Weil sie sich ungerecht behandelt fühlte, wollte sich eine 61-jährige Weststeirerin an der Behörde und der Polizei rächen. Sie verschickte drei Drohbriefe. "Attenzione, Bombe in Statione" - kurz und bündig, aber unmissverständlich war der Wortlaut der Drohbriefe, die die Polizeiinspektionen Deutschlandsberg und Stainz Dienstag per Post erhielten. Zum selben Zeitpunkt bekam auch die Bezirkshauptmannschaft eine handgeschriebene Warnung: "Bombendrohung, 23. 1., 13 Uhr".
Ermittlungen.
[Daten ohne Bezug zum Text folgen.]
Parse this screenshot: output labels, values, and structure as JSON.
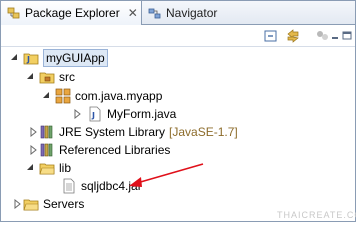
{
  "tabs": {
    "active_label": "Package Explorer",
    "active_close": "✕",
    "inactive_label": "Navigator"
  },
  "tree": {
    "project": "myGUIApp",
    "src": "src",
    "package": "com.java.myapp",
    "file": "MyForm.java",
    "jre_label": "JRE System Library",
    "jre_decor": "[JavaSE-1.7]",
    "referenced": "Referenced Libraries",
    "lib": "lib",
    "jar": "sqljdbc4.jar",
    "servers": "Servers"
  },
  "watermark": "THAICREATE.COM",
  "colors": {
    "selection": "#dde8f5",
    "arrow": "#e0101a",
    "decoration": "#8c6b2a"
  },
  "icons": [
    "package-explorer-icon",
    "navigator-icon",
    "collapse-all-icon",
    "link-with-editor-icon",
    "view-menu-icon",
    "minimize-icon",
    "maximize-icon",
    "project-icon",
    "source-folder-icon",
    "package-icon",
    "java-file-icon",
    "library-icon",
    "folder-icon",
    "jar-file-icon",
    "servers-folder-icon"
  ]
}
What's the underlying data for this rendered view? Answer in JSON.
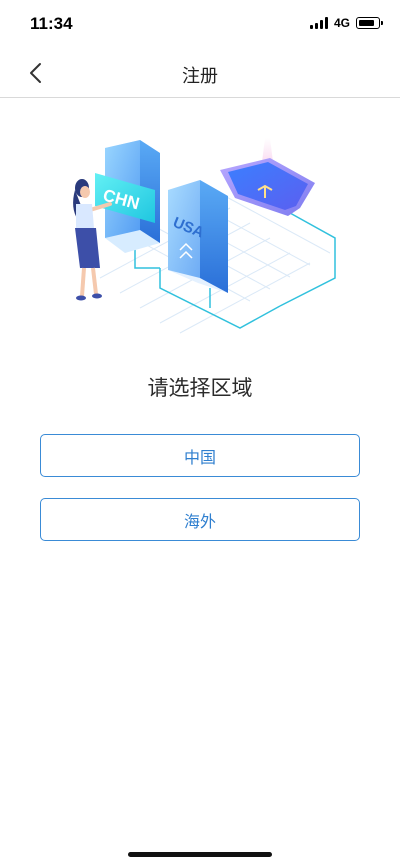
{
  "status": {
    "time": "11:34",
    "network": "4G"
  },
  "nav": {
    "title": "注册",
    "back_icon": "chevron-left-icon"
  },
  "illustration": {
    "sign_left": "CHN",
    "sign_right": "USA"
  },
  "main": {
    "heading": "请选择区域",
    "options": [
      {
        "label": "中国"
      },
      {
        "label": "海外"
      }
    ]
  },
  "colors": {
    "accent": "#3a8bd6",
    "accent_text": "#2f7fcf",
    "divider": "#d9d9d9"
  }
}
Noch am selben Tag begangen die Beamten mehrerer Polizeiinspektionen des Bezirkes Deutschlandsberg und der Brandgruppe des Landeskriminalamtes mit ihren Ermittlungen. "Dass es sich beim Verfasser der drei Schreiben um ein und den selben Täter handeln musste, stand für uns bald fest", erzählt Ermittlungsleiter Wolfgang Maier (LKA). "Rasch war auch klar, dass die Ermittler nach einer älteren Person suchen mussten, denn einige Buchstaben waren in kurrent geschrieben."
Ärger mit der Polizei. Ein politischer Hintergrund wurde als Motiv ausgeschlossen, also konzentrierten sich die Ermittler auf Personen, die in letzter Zeit häufig Ärger mit der Behörde und Polizei hatten. Akt für Akt gingen die Beamten durch - und stießen auf den Fall einer 61-jährigen Frau aus Preding.
Familienstreit. Sie war im Oktober des Vorjahres im Zuge eines heftigen Familienstreites von der Sektorstreife aus ihrer Unterkunft weggewiesen worden. Als sie mit Selbstmord drohte, wurde sie in die Grazer Sigmund- Freud-Klinik eingewiesen - und die Bezirkshauptmannschaft leitete gegen sie ein Führerscheinentzugsverfahren ein.
Einvernahme. Das alles, so die geständige Frau bei der Einvernahme, sei ihr zu viel geworden. Aus Wut auf Polizei und Behörde habe sie schließlich die Bomben-Drohbriefe verschickt. Die 61-Jährige wurde auf freiem Fuß angezeigt.